Lucy is scheduled to visit nine asteroids during its 12-year mission to explore Jupiter’s Trojan asteroids. In 2025, Lucy will fly past the asteroid Donald Johanson.
And it was originally expected that Lucy would not be able to see any asteroids up close until then.
However, the mission team, led by SwRI, identified a small asteroid in the main belt as a potential new target for the spacecraft.
“There are millions of asteroids in the main belt,” said Dr. Raphael Marshall, who identified asteroid 1999 VD57 as an object of particular interest to Lucy.
“I chose 500,000 asteroids with well-defined orbits to see if Lucy could fly close enough to get a good view of any of them, even from a distance.
This asteroid really stood out. Without any changes, Lucy’s flight path would have brought the craft to a distance of 64,000 kilometers from the asteroid, which is at least three times closer than the next closest asteroid.”
With a small maneuver, the spacecraft will be able to view this asteroid up close. On January 24, 2023, the team officially added an asteroid flyby to the Lucy tour as an engineering test of the spacecraft’s new system.
During the approach of the spacecraft to the target, it is rather difficult to determine exactly how far the spacecraft is from the asteroid, and in which direction to point the cameras.
Lucy will be the first flyby mission to use an innovative sophisticated system to automatically track an asteroid.
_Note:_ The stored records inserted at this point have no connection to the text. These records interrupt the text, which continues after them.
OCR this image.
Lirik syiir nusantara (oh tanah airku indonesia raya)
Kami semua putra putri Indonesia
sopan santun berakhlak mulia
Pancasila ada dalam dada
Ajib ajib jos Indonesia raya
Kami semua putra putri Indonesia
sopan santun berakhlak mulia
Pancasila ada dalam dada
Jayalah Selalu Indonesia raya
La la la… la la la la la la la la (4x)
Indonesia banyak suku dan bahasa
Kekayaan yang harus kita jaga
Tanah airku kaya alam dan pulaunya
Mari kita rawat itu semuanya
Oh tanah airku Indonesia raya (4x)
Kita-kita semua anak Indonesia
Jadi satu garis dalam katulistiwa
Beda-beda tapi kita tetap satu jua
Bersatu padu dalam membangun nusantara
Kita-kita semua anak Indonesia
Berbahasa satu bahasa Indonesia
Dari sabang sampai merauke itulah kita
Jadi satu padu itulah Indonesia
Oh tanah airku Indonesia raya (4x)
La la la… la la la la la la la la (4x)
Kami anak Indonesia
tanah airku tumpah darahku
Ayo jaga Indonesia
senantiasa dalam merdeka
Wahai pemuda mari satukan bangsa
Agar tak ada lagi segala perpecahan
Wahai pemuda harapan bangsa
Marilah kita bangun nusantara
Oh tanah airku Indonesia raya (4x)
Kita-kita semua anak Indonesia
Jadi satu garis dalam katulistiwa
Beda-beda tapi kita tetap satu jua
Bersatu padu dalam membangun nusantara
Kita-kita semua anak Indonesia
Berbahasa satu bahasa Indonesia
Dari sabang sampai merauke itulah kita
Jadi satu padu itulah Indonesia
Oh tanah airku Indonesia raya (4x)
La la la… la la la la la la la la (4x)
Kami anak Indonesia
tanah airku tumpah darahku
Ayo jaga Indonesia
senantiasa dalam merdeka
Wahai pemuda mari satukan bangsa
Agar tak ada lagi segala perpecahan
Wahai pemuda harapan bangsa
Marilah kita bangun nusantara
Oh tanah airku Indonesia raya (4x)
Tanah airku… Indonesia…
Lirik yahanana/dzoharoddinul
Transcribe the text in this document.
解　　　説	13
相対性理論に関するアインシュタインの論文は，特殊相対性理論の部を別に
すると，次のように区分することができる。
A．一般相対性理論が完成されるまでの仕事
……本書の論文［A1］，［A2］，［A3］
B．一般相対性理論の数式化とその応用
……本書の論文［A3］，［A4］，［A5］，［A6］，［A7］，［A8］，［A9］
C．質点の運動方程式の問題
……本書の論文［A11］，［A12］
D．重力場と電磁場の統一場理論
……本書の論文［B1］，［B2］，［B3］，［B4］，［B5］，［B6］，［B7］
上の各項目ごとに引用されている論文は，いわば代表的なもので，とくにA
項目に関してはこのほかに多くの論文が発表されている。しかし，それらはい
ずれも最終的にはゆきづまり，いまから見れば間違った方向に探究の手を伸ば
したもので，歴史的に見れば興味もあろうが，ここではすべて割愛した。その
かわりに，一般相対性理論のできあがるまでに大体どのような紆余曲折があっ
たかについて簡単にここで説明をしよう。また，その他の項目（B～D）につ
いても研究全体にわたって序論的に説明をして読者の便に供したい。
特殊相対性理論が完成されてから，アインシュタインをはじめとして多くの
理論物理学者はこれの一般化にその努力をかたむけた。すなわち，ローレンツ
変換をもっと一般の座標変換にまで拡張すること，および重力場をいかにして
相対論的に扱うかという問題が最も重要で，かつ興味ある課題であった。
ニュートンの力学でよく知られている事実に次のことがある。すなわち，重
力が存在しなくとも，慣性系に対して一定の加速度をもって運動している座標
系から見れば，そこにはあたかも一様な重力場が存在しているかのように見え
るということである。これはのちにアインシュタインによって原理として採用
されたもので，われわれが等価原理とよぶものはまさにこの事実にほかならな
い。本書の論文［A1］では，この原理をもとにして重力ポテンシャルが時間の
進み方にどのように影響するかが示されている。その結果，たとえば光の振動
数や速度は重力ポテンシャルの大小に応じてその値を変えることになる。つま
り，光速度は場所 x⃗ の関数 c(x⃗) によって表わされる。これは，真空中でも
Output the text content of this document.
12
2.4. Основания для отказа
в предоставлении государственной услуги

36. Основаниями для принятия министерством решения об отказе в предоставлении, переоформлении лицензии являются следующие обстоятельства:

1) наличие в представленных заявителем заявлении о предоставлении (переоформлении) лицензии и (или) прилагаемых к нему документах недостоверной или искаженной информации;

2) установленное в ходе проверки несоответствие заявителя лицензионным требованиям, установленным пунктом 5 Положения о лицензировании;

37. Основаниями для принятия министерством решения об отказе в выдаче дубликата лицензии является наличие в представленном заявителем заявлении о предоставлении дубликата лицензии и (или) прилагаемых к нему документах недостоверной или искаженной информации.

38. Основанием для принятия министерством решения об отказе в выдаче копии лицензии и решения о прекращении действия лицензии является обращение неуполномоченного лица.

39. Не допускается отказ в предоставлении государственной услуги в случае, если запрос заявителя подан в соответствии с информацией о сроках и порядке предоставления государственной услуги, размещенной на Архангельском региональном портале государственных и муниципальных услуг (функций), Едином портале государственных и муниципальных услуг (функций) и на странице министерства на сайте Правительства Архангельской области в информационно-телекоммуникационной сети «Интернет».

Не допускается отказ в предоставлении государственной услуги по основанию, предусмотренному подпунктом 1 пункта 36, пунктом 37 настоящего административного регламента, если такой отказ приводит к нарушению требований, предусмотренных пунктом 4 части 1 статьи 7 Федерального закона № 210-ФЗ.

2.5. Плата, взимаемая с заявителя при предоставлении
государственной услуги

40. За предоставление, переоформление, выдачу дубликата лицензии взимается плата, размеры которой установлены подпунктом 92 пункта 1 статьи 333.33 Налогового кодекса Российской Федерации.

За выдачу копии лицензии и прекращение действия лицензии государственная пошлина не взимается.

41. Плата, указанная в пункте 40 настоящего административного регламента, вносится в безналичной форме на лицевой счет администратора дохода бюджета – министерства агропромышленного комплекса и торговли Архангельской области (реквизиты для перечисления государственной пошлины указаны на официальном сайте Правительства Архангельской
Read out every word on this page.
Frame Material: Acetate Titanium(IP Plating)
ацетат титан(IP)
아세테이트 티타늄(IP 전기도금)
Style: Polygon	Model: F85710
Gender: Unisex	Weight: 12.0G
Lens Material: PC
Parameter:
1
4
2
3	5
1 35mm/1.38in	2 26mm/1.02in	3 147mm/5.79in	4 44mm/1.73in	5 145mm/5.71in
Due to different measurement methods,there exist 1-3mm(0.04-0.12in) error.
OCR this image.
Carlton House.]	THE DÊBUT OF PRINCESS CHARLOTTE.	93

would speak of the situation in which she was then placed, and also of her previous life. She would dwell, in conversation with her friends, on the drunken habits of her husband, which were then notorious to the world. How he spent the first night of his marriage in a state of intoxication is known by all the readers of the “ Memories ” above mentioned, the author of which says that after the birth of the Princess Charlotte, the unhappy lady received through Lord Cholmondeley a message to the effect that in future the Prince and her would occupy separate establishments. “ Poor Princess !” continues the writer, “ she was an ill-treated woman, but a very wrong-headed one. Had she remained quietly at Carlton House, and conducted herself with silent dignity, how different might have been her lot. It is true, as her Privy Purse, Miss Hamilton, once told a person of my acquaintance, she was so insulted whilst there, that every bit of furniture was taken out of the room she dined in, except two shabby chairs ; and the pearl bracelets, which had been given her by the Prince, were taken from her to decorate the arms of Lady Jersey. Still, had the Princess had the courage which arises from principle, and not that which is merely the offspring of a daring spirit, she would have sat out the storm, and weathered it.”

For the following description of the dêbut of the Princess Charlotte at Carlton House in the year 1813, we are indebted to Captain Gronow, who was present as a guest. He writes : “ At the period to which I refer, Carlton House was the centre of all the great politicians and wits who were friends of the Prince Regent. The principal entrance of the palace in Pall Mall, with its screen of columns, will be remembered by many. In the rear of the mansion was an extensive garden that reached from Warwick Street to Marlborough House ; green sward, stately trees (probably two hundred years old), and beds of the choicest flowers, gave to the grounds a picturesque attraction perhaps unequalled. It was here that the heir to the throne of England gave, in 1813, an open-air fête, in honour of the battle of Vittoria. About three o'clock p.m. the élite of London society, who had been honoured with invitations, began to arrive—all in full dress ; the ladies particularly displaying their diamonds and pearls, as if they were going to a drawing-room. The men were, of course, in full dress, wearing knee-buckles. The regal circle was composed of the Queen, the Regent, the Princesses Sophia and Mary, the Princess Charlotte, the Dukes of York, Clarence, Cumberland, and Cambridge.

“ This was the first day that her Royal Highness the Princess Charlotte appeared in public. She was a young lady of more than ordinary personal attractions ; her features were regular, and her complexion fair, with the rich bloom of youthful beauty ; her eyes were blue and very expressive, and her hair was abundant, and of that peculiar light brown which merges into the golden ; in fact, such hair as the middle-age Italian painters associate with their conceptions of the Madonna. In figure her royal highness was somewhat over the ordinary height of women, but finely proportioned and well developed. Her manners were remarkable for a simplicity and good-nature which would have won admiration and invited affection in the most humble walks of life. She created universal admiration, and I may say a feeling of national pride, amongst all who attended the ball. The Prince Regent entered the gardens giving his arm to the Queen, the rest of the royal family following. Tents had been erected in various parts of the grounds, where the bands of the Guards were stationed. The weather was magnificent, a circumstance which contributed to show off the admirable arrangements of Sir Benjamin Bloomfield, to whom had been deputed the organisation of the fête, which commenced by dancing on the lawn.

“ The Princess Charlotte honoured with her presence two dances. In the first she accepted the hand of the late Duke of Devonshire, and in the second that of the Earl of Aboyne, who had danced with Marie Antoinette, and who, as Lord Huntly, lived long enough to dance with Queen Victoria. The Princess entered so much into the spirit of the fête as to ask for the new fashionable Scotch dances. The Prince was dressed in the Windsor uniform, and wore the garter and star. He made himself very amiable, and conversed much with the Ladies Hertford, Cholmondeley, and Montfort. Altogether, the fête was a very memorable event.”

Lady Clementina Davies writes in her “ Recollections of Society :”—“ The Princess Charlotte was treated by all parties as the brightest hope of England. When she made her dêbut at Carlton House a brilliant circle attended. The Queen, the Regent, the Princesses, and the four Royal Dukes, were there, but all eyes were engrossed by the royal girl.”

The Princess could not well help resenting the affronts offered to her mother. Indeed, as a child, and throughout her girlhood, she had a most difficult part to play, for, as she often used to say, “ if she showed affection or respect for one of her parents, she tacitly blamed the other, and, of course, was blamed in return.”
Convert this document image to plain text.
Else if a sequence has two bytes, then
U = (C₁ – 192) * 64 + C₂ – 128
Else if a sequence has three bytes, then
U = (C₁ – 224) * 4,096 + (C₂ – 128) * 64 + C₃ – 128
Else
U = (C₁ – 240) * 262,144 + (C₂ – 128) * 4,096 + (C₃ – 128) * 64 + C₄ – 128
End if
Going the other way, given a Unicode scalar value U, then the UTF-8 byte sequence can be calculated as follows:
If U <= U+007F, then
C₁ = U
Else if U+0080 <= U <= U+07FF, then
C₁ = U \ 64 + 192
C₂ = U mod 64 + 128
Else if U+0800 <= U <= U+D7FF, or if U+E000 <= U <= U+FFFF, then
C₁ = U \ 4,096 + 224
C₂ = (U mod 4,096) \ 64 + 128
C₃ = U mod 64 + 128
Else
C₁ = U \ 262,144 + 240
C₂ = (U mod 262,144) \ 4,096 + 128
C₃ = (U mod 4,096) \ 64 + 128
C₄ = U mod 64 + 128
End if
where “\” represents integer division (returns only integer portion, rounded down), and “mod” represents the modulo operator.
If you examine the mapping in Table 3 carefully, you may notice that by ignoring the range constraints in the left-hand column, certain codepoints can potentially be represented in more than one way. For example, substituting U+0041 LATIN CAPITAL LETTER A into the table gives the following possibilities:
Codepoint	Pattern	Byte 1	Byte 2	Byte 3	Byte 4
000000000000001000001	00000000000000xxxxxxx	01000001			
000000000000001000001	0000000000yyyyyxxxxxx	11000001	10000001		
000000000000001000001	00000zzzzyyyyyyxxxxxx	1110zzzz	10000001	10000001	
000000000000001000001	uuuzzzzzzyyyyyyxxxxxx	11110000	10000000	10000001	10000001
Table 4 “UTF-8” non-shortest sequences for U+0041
It will allow the spacecraft to take many more pictures of the target.
This asteroid has not previously been identified as a target because it is extremely small. In fact, 1999 VD57 will be the smallest main belt asteroid ever visited by a spacecraft. The size of the asteroid is estimated at only 700 meters.
The Lucy team will conduct a series of maneuvers starting in early May 2023 to put the spacecraft on a trajectory that will pass approximately 450 km from this small asteroid.